Because of the high-impedance nature of the output signal generated by charge mode transducers, several important precautionary measures should be followed. Use special low-noise coaxial cable between the transducer and the charge amplifier. This cable is specially treated to reduce triboelectric (motion induced) noise effects. Also, always maintain high insulation resistance of the transducer, cabling, and connectors. To insure high insulation resistance, all components must be kept dry and clean.

Figure 4-5. Typical piezoelectric transducer, cable, and charge amp.

The last type of signal conditioning to be discussed in this section is zero shifting, commonly referred to as offset. This involves providing a DC bias, either positive or negative, usually along with amplification, to the transducer signal. As simplistic as this method is, it is used throughout the instrumentation community to optimize the transducer signal for data acquisition.

4.3 Filtering

Entire textbooks and courses have been dedicated to this vast topic. Filters in this context are used as frequency-selective signal conditioners. Filtering is used to transmit wanted and attenuate unwanted frequency content in the measurement signal. They reduce the amount of noise outside of the data bandwidth and can also be used to “select” certain bands of

frequencies. Filtering is always used for analog signals when digitization is done. By nature, instrumentation systems are band-limited. Filtering controls where the band limiting occurs.

In any instrumentation system, there are two distinct and separate reasons for capturing the data. Either you want the frequency content of the waveform or you want the waveform itself. Filtering for frequency content is much easier. The instrumentation engineer must satisfy two requirements:

a. All frequencies of interest must lie in the flat portion of the filter transfer function (flat amplitude response)

b. All amplitudes must lie in the linear range of the instrumentation system’s transfer function (input/output linearity)

c. In order to reproduce the waveform, a third criteria is added: All frequencies must lie in the linear phase portion of the instrumentation system’s transfer function (linear phase response).

a.

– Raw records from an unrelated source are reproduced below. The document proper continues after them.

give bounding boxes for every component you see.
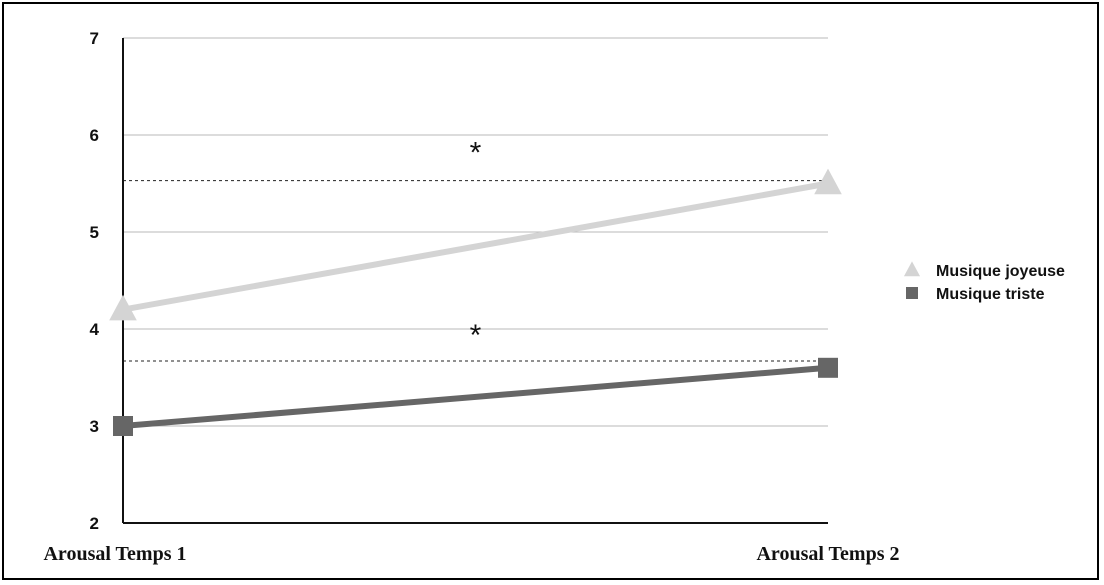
y-tick-labels: 2 3 4 5 6 7 [90, 29, 100, 533]
data-point-1-1 [109, 294, 137, 321]
x-tick-label: Arousal Temps 2 [756, 543, 899, 565]
y-tick-label: 6 [90, 126, 99, 145]
data-point-2-2 [818, 357, 838, 378]
significance-marker-1: * [470, 137, 482, 170]
y-tick-label: 5 [90, 223, 99, 242]
y-tick-label: 7 [90, 29, 99, 48]
data-point-1-2 [814, 168, 842, 195]
gridlines [123, 37, 828, 427]
series-line-1 [122, 180, 829, 313]
legend-marker-1 [903, 261, 921, 277]
y-tick-label: 3 [90, 417, 99, 436]
legend-marker-2 [906, 287, 918, 299]
annotations: ** [470, 137, 482, 352]
legend-label-2: Musique triste [936, 286, 1045, 303]
x-tick-labels: Arousal Temps 1 Arousal Temps 2 [43, 543, 899, 565]
axes [122, 38, 828, 524]
y-tick-label: 4 [90, 320, 100, 339]
series-group [109, 168, 842, 436]
legend-label-1: Musique joyeuse [936, 263, 1065, 280]
y-tick-label: 2 [90, 514, 99, 533]
series-line-2 [122, 364, 829, 429]
significance-marker-2: * [470, 319, 482, 352]
legend: Musique joyeuse Musique triste [903, 261, 1065, 303]
x-tick-label: Arousal Temps 1 [43, 543, 186, 565]
data-point-2-1 [113, 416, 133, 436]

Low pass. As their name suggests, low-pass filters pass frequencies below their

cut-off value.

b. High pass. High-pass filters pass frequencies above their cut-of frequency.

c. Band-pass. Band-pass filters pass frequencies within a given band.

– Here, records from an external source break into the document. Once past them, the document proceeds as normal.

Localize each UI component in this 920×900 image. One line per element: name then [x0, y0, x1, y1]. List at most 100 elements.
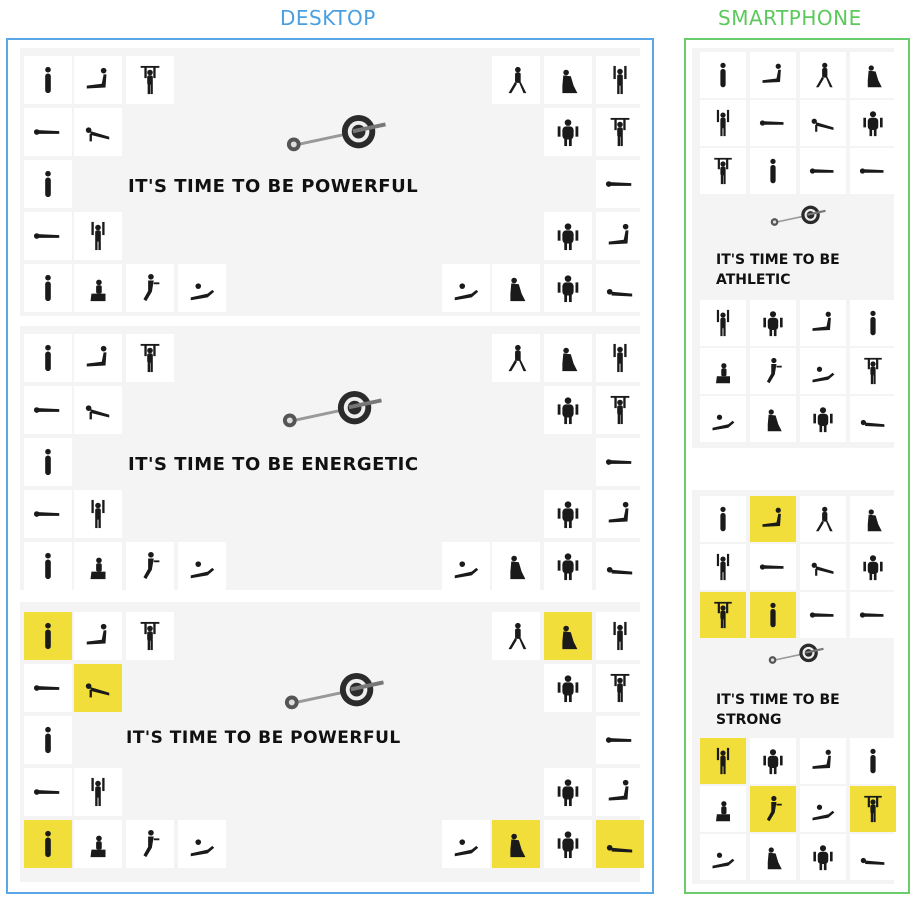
exercise-tile[interactable] — [596, 212, 644, 260]
exercise-tile[interactable] — [850, 592, 896, 638]
exercise-tile[interactable] — [850, 396, 896, 442]
exercise-tile[interactable] — [24, 542, 72, 590]
exercise-tile[interactable] — [442, 820, 490, 868]
exercise-tile[interactable] — [492, 264, 540, 312]
exercise-tile[interactable] — [74, 334, 122, 382]
exercise-tile[interactable] — [800, 396, 846, 442]
exercise-tile[interactable] — [750, 100, 796, 146]
exercise-tile[interactable] — [24, 160, 72, 208]
exercise-tile[interactable] — [800, 348, 846, 394]
exercise-tile[interactable] — [800, 52, 846, 98]
exercise-tile[interactable] — [492, 820, 540, 868]
exercise-tile[interactable] — [74, 490, 122, 538]
exercise-tile[interactable] — [850, 834, 896, 880]
exercise-tile[interactable] — [750, 148, 796, 194]
exercise-tile[interactable] — [850, 544, 896, 590]
exercise-tile[interactable] — [178, 542, 226, 590]
exercise-tile[interactable] — [800, 544, 846, 590]
exercise-tile[interactable] — [800, 834, 846, 880]
exercise-tile[interactable] — [800, 100, 846, 146]
exercise-tile[interactable] — [126, 56, 174, 104]
exercise-tile[interactable] — [596, 542, 644, 590]
exercise-tile[interactable] — [24, 334, 72, 382]
exercise-tile[interactable] — [750, 52, 796, 98]
exercise-tile[interactable] — [74, 664, 122, 712]
exercise-tile[interactable] — [596, 334, 644, 382]
exercise-tile[interactable] — [596, 56, 644, 104]
exercise-tile[interactable] — [700, 834, 746, 880]
exercise-tile[interactable] — [596, 716, 644, 764]
exercise-tile[interactable] — [442, 264, 490, 312]
exercise-tile[interactable] — [24, 768, 72, 816]
exercise-tile[interactable] — [492, 542, 540, 590]
exercise-tile[interactable] — [750, 496, 796, 542]
exercise-tile[interactable] — [850, 148, 896, 194]
exercise-tile[interactable] — [24, 820, 72, 868]
exercise-tile[interactable] — [544, 334, 592, 382]
exercise-tile[interactable] — [700, 496, 746, 542]
exercise-tile[interactable] — [24, 212, 72, 260]
exercise-tile[interactable] — [492, 612, 540, 660]
exercise-tile[interactable] — [24, 612, 72, 660]
exercise-tile[interactable] — [700, 148, 746, 194]
exercise-tile[interactable] — [596, 108, 644, 156]
exercise-tile[interactable] — [24, 664, 72, 712]
exercise-tile[interactable] — [700, 300, 746, 346]
exercise-tile[interactable] — [700, 592, 746, 638]
exercise-tile[interactable] — [178, 820, 226, 868]
exercise-tile[interactable] — [74, 542, 122, 590]
exercise-tile[interactable] — [178, 264, 226, 312]
exercise-tile[interactable] — [850, 738, 896, 784]
exercise-tile[interactable] — [492, 56, 540, 104]
exercise-tile[interactable] — [24, 438, 72, 486]
exercise-tile[interactable] — [700, 348, 746, 394]
exercise-tile[interactable] — [544, 264, 592, 312]
exercise-tile[interactable] — [544, 542, 592, 590]
exercise-tile[interactable] — [442, 542, 490, 590]
exercise-tile[interactable] — [700, 786, 746, 832]
exercise-tile[interactable] — [544, 612, 592, 660]
exercise-tile[interactable] — [24, 264, 72, 312]
exercise-tile[interactable] — [850, 348, 896, 394]
exercise-tile[interactable] — [800, 148, 846, 194]
exercise-tile[interactable] — [596, 160, 644, 208]
exercise-tile[interactable] — [800, 738, 846, 784]
exercise-tile[interactable] — [24, 716, 72, 764]
exercise-tile[interactable] — [544, 56, 592, 104]
exercise-tile[interactable] — [800, 496, 846, 542]
exercise-tile[interactable] — [700, 100, 746, 146]
exercise-tile[interactable] — [800, 786, 846, 832]
exercise-tile[interactable] — [596, 386, 644, 434]
exercise-tile[interactable] — [544, 664, 592, 712]
exercise-tile[interactable] — [750, 396, 796, 442]
exercise-tile[interactable] — [74, 386, 122, 434]
exercise-tile[interactable] — [24, 490, 72, 538]
exercise-tile[interactable] — [596, 664, 644, 712]
exercise-tile[interactable] — [750, 544, 796, 590]
exercise-tile[interactable] — [850, 300, 896, 346]
exercise-tile[interactable] — [492, 334, 540, 382]
exercise-tile[interactable] — [24, 108, 72, 156]
exercise-tile[interactable] — [544, 386, 592, 434]
exercise-tile[interactable] — [596, 612, 644, 660]
exercise-tile[interactable] — [126, 542, 174, 590]
exercise-tile[interactable] — [126, 264, 174, 312]
exercise-tile[interactable] — [544, 490, 592, 538]
exercise-tile[interactable] — [126, 820, 174, 868]
exercise-tile[interactable] — [544, 820, 592, 868]
exercise-tile[interactable] — [74, 212, 122, 260]
exercise-tile[interactable] — [750, 592, 796, 638]
exercise-tile[interactable] — [544, 212, 592, 260]
exercise-tile[interactable] — [74, 768, 122, 816]
exercise-tile[interactable] — [596, 438, 644, 486]
exercise-tile[interactable] — [800, 592, 846, 638]
exercise-tile[interactable] — [596, 490, 644, 538]
exercise-tile[interactable] — [700, 52, 746, 98]
exercise-tile[interactable] — [74, 108, 122, 156]
exercise-tile[interactable] — [850, 786, 896, 832]
exercise-tile[interactable] — [74, 264, 122, 312]
exercise-tile[interactable] — [850, 52, 896, 98]
exercise-tile[interactable] — [596, 820, 644, 868]
exercise-tile[interactable] — [850, 100, 896, 146]
exercise-tile[interactable] — [74, 612, 122, 660]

d. Band reject. Band reject filters reject frequencies within a given band.

There are ideal filters, which are nice to talk about, and there are practical filters that we have to use. Practical filters will provide attenuation in the stop-band but will subject the signal to attenuation, ripple, phase-shift, or delay in the pass-band. There are two general guidelines when dealing with practical filters:

a. The closer the practical filter’s amplitude response approximates the ideal filter’s amplitude response, the less linear will be the practical filter’s phase response.

b. Conversely, a practical filter with an optimized linear phase response will have a less than ideal (not flat) amplitude response.

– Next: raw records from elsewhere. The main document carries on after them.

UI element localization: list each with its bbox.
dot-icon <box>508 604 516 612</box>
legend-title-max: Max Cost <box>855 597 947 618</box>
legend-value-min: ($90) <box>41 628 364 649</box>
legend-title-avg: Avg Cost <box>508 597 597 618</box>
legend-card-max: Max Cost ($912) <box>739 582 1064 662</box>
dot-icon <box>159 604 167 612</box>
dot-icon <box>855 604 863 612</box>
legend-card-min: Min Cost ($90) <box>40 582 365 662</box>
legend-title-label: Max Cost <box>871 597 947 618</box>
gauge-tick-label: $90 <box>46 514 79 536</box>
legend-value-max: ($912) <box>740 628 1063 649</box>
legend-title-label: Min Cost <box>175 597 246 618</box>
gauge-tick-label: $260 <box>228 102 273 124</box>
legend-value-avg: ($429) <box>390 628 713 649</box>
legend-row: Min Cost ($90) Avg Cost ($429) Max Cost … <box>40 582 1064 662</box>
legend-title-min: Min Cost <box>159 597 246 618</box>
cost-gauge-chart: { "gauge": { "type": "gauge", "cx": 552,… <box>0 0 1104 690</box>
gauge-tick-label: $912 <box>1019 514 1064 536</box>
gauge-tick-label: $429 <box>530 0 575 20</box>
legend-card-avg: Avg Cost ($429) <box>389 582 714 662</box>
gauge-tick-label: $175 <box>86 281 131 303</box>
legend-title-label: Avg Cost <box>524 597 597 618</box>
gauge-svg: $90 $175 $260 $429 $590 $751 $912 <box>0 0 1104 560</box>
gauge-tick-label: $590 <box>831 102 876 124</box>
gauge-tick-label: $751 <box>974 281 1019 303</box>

Therefore, we have two major categories of filters; there are filters with optimized amplitude response and there are filters with optimized phase response.

Filters lumped in the amplitude category include Butterworth, Bessel, Chebychev and Cauer or elliptical filters. Butterworth filters exhibit no pass-band ripple but have a roll-off characteristic (expressed in dB/decade of frequency) that is not as steep as other filters.

Chebychev filters do have a steeper roll-off characteristic than Butterworth filters but they do introduce pass-band ripple. For steep roll-off characteristics, elliptical filters are the choice at the expense of pass-band ripple and stop-band ripple. Bessel filters are considered to provide linear phase response and little delay distortion in the pass-band. In the end, the characteristic of the signal to be filtered will determine which type of filter to use.